A tuple containing the initial observation and an info dictionary.

Return type:

tuple[dict[str, torch.Tensor], dict[str, torch.Tensor]]

sample_action() Tensor[source]

Sample a random action uniformly from the action space.

Returns:

A random action.

Return type:

torch.Tensor

save_gif(filename: str, output_path: Path | None = None) None[source]

Save the rendered frames as a GIF file.

Parameters:
  • filename (str) – The filename for the GIF file.

  • output_path (Path | None) – The output path to save the GIF file. If None, saves to the current directory. Defaults to None.

seed(seed: int) None[source]

Update the random seeds and seed the random number generators.

Parameters:

seed (int) – The seed to set.
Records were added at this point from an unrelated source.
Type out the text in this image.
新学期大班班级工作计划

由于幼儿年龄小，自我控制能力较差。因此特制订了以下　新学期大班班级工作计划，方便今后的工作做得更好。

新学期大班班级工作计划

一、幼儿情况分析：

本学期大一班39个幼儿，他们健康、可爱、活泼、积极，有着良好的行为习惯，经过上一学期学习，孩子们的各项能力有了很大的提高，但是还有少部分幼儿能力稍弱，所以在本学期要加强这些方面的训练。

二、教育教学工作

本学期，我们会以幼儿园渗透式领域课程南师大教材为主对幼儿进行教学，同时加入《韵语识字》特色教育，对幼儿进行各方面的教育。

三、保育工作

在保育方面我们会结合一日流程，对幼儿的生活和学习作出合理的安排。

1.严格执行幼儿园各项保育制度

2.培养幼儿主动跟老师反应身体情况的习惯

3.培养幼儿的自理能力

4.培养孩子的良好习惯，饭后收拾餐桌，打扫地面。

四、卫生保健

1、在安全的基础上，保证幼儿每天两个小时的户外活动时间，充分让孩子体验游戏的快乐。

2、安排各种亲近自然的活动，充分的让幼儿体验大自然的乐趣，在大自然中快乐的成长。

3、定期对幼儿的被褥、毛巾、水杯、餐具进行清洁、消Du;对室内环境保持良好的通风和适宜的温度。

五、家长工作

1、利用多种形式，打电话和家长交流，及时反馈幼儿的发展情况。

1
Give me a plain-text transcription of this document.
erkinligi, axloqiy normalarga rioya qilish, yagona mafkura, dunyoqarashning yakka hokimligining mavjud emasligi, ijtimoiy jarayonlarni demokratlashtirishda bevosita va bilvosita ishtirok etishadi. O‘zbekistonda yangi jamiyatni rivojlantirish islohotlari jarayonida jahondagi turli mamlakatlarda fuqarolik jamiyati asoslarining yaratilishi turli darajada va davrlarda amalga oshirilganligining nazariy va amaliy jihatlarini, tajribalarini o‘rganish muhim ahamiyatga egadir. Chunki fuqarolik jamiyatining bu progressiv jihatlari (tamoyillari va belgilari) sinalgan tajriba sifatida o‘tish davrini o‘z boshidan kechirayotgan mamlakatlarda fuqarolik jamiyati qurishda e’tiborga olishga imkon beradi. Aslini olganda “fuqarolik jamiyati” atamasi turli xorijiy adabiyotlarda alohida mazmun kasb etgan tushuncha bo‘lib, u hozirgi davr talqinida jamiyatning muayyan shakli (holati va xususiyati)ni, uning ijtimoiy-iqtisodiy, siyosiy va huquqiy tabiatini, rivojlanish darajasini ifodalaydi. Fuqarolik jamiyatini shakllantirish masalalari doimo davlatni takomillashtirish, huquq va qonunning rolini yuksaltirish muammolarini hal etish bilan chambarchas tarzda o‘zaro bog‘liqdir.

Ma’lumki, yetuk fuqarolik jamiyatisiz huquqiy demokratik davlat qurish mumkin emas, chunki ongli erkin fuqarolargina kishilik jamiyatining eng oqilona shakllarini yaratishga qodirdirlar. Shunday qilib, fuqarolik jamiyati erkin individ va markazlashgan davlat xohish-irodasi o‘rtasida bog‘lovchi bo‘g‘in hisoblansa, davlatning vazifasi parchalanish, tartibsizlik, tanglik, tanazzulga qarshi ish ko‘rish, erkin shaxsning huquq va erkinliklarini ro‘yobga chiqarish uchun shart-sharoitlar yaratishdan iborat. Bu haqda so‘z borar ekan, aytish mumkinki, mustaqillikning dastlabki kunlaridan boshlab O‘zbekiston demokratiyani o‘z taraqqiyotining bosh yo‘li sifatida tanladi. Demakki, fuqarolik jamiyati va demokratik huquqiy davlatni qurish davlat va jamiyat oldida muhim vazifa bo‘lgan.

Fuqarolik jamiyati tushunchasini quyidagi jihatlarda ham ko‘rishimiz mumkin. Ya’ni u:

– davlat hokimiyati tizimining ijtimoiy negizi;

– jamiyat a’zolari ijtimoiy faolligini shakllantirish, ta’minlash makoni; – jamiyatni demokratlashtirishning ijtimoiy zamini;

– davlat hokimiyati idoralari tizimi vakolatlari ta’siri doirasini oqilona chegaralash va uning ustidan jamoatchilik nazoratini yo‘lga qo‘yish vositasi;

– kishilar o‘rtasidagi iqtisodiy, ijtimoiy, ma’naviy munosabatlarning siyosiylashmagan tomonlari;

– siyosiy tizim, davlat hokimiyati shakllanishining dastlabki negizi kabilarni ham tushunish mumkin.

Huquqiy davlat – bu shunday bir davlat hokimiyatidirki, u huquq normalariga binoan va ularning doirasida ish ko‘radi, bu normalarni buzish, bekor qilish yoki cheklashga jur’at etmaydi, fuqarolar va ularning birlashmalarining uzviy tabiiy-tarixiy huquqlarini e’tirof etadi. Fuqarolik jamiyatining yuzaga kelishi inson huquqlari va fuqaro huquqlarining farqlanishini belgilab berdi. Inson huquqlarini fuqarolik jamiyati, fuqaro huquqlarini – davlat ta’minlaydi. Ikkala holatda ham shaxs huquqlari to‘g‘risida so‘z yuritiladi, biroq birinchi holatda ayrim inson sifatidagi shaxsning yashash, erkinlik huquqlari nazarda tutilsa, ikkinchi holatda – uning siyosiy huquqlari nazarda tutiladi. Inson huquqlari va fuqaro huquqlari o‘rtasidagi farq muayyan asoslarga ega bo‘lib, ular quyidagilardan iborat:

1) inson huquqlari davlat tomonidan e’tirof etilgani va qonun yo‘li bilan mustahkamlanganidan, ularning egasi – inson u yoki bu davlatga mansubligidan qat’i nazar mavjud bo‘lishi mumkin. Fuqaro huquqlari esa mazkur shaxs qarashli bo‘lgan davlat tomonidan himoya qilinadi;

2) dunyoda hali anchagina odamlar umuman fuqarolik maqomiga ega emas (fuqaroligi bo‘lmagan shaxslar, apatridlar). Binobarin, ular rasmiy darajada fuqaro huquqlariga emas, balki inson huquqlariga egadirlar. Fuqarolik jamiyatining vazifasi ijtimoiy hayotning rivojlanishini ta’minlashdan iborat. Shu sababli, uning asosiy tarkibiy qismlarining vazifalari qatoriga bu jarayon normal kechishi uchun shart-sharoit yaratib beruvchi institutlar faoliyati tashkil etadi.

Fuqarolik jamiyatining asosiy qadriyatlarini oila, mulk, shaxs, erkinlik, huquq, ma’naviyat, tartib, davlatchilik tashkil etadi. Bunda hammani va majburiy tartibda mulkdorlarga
If None, the current seed is used.

set_state(state: EnvState) None[source]

Set the current state of the environment.

Parameters:

state (EnvState) – The state to set the environment to.

step(action: Tensor) tuple[dict[str, Tensor], Tensor, bool, bool, dict[str, Tensor]][source]

Run one timestep of the environment’s dynamics using the agent actions.

When the end of an episode is reached (terminated or truncated), it is necessary to call reset() to reset this environment’s state for the next episode.

Parameters:

action (torch.Tensor) – The action to take.

Returns:

  • tuple[

  • dict[str, torch.Tensor], torch.Tensor, bool, bool, dict[str, torch.Tensor]] – A tuple containing the observation, reward, terminated flag, truncated flag, and info dictionary.

property step_length: float

The length of each environment step in non-dimensional time units.

test() None[source]

Set the environment to test mode.

property time_passed: float

The total time passed in the current episode.

train() None[source]

Set the environment to training mode.

property use_marl: bool

Whether the environment is in multi-agent reinforcement learning mode.

val() None[source]

Set the environment to evaluation mode.